GPL

Un objectif d’atteindre 500 000 véhicules à l’horizon 2021 : Le GPL, le carburant de demain !

Annoncée des plus rudes, l’année 2018 aura permis un espoir aux automobilistes pour amortir leurs dépenses. La solution GPL pointe à l’horizon. Autrement, le Gaz de pétrole liquéfié représente aux yeux de l’État la meilleure alternative pour parer à la flambée des prix sur les carburants traditionnels. Mieux encore, le GPL est économe et est aussi propre à la consommation et moins polluant sur l’environnement.

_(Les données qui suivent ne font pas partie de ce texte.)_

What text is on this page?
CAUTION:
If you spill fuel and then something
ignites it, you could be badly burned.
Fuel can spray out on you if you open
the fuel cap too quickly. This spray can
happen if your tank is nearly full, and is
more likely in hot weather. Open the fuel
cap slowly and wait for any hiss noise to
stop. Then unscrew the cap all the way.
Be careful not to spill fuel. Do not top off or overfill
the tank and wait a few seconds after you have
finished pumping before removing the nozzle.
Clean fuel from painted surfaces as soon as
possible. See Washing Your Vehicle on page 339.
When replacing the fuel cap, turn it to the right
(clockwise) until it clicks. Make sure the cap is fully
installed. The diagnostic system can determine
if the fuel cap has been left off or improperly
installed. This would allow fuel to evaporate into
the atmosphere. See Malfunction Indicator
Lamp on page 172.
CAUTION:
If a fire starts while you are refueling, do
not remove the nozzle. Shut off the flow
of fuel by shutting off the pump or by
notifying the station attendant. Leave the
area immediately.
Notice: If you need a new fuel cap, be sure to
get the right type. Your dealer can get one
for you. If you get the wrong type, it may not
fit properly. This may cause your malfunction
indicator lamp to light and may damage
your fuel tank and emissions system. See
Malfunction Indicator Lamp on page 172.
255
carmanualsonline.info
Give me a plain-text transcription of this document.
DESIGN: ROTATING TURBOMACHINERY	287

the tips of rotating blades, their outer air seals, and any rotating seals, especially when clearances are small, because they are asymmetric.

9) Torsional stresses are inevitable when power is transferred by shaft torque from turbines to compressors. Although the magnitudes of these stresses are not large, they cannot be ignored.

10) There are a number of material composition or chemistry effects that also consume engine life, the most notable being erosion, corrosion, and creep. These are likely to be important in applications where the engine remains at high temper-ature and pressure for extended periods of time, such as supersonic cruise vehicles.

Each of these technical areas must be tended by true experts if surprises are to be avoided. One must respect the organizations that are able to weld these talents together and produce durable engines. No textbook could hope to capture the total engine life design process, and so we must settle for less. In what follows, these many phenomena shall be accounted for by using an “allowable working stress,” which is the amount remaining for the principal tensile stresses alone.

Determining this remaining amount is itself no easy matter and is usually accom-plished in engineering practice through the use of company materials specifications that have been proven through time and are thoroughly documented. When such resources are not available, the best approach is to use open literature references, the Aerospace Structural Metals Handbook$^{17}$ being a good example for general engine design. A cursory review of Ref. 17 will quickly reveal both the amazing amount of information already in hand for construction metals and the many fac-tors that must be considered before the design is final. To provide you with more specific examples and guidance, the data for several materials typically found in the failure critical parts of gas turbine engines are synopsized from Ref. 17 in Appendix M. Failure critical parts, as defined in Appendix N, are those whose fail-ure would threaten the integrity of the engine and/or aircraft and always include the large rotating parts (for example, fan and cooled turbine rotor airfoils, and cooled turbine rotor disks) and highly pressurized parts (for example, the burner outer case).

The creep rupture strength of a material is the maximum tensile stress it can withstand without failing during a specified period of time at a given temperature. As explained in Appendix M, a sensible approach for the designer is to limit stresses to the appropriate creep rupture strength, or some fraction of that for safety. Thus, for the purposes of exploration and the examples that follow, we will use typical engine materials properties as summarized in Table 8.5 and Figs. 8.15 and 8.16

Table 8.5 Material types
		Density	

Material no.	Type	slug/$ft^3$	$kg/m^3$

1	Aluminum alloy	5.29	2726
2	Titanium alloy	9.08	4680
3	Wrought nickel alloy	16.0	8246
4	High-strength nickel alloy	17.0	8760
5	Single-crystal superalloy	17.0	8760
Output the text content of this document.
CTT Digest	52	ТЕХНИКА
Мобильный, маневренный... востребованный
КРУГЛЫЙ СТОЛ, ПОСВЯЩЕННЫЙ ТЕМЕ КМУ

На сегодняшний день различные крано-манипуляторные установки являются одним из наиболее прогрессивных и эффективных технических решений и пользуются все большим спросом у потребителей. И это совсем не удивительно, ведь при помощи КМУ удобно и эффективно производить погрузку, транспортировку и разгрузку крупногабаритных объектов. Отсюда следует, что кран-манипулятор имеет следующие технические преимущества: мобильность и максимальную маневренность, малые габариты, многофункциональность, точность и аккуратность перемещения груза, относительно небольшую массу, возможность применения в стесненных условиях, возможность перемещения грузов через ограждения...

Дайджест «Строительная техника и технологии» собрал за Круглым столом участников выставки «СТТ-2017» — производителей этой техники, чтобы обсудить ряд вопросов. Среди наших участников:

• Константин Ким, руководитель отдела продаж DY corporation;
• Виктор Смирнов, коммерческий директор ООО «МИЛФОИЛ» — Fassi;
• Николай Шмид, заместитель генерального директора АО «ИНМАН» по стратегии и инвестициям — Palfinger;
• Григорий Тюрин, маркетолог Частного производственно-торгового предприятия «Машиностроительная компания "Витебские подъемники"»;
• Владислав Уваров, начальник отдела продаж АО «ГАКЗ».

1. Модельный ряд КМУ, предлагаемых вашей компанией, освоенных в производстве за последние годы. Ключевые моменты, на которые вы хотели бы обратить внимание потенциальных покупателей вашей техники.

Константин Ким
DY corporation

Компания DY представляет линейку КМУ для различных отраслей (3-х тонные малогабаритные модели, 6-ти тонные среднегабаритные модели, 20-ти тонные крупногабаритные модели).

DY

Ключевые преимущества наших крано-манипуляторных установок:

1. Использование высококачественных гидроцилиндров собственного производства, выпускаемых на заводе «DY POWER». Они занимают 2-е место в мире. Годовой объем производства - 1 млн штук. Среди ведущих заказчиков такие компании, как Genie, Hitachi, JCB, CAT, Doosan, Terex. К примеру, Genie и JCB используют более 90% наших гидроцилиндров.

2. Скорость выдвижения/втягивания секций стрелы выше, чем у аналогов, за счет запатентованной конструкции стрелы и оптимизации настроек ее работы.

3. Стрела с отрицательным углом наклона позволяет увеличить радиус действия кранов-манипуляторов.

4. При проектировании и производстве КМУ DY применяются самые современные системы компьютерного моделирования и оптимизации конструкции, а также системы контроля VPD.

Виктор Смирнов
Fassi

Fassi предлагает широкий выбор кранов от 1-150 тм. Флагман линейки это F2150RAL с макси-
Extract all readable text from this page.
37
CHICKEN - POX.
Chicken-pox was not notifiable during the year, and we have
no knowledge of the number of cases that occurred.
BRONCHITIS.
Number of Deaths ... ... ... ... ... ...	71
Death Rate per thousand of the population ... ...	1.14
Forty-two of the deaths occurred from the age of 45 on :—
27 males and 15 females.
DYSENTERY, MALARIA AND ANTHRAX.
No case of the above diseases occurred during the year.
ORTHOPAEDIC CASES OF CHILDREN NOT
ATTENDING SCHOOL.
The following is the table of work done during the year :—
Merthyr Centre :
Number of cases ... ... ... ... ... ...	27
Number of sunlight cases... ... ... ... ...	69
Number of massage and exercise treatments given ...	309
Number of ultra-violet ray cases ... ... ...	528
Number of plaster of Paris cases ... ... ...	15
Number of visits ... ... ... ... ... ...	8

C’est du moins ces avantages multiples qui ont poussé le gouvernement à y accorder un intérêt d’avenir. Ainsi, l’accélération du processus de sa généralisation pour assurer une large disponibilité de ce produit sur l’ensemble du territoire national a été inscrite dans ses objectifs à moyen terne. Appelant à «la nécessité» d’équiper 500 000 véhicules à l’horizon 2021, le ministre de l’Énergie, Mustapha Guitouni, a donné ce dimanche, lors d’une visite effectuée dans la wilaya de Mascara, un délai de 15 jours aux responsables de Naftal pour «élaborer un plan national pour l’élargissement du parc automobile roulant au gaz de pétrole liquéfié (GPL)». Ainsi, ce délai a été accordé aux dirigeants de cette entreprise publique pour élaborer «un plan précis» portant sur «les centres de transfert et l’implication d’entreprises privées dans l’opération pour rattraper le retard accusé à cause du rythme lent de la reconversion d’utilisation de l’essence ou du gasoil vers le GPL». Axées sur les avantages écologiques de ce carburant, ces instructions, ordonnées par le premier responsable du secteur énergétique, entendent abaisser la barre de la consommation du gasoil et de l’essence, dont les coûts de production sont faramineux à l’État. Ils coûtent cher au consommateur et polluent l’environnement. Cette démarche, à un niveau exogène, rentre dans le cadre des engagements de l’Algérie à réduire les émissions des gaz pollueurs à l’environnement.
Ainsi, l’ambition des pouvoirs publics portent sur la reconversion, au GPL, de 30% du parc automobile à motorisation essence en 2030. Mais pas dans l’immédiat, référence faite à la consommation locale en matière de carburants. Actuellement, le pays consomme plus de 15 millions de tonnes de carburant routiers, dont quelques 350 000 tonnes de la consommation du GPL, concentrés sur 260 000 véhicules s à ce jour. Dès lors, ce chiffre demeure très inférieur par rapport à l’objectif visé, celui d’atteindre 145 000 véhicules par an à partir de 2019. La démarche est en marche en tout cas. Car, à rappeler dans ce cadre, qu’au cours de l’année passée, la Société nationale des produits pétroliers (Naftal) et l’Agence nationale de soutien à l’emploi des jeunes (ANSEJ) ont signé, une convention pour encourager la création de micro-entreprises spécialisées dans la conversion de véhicules carburant en mode GPL.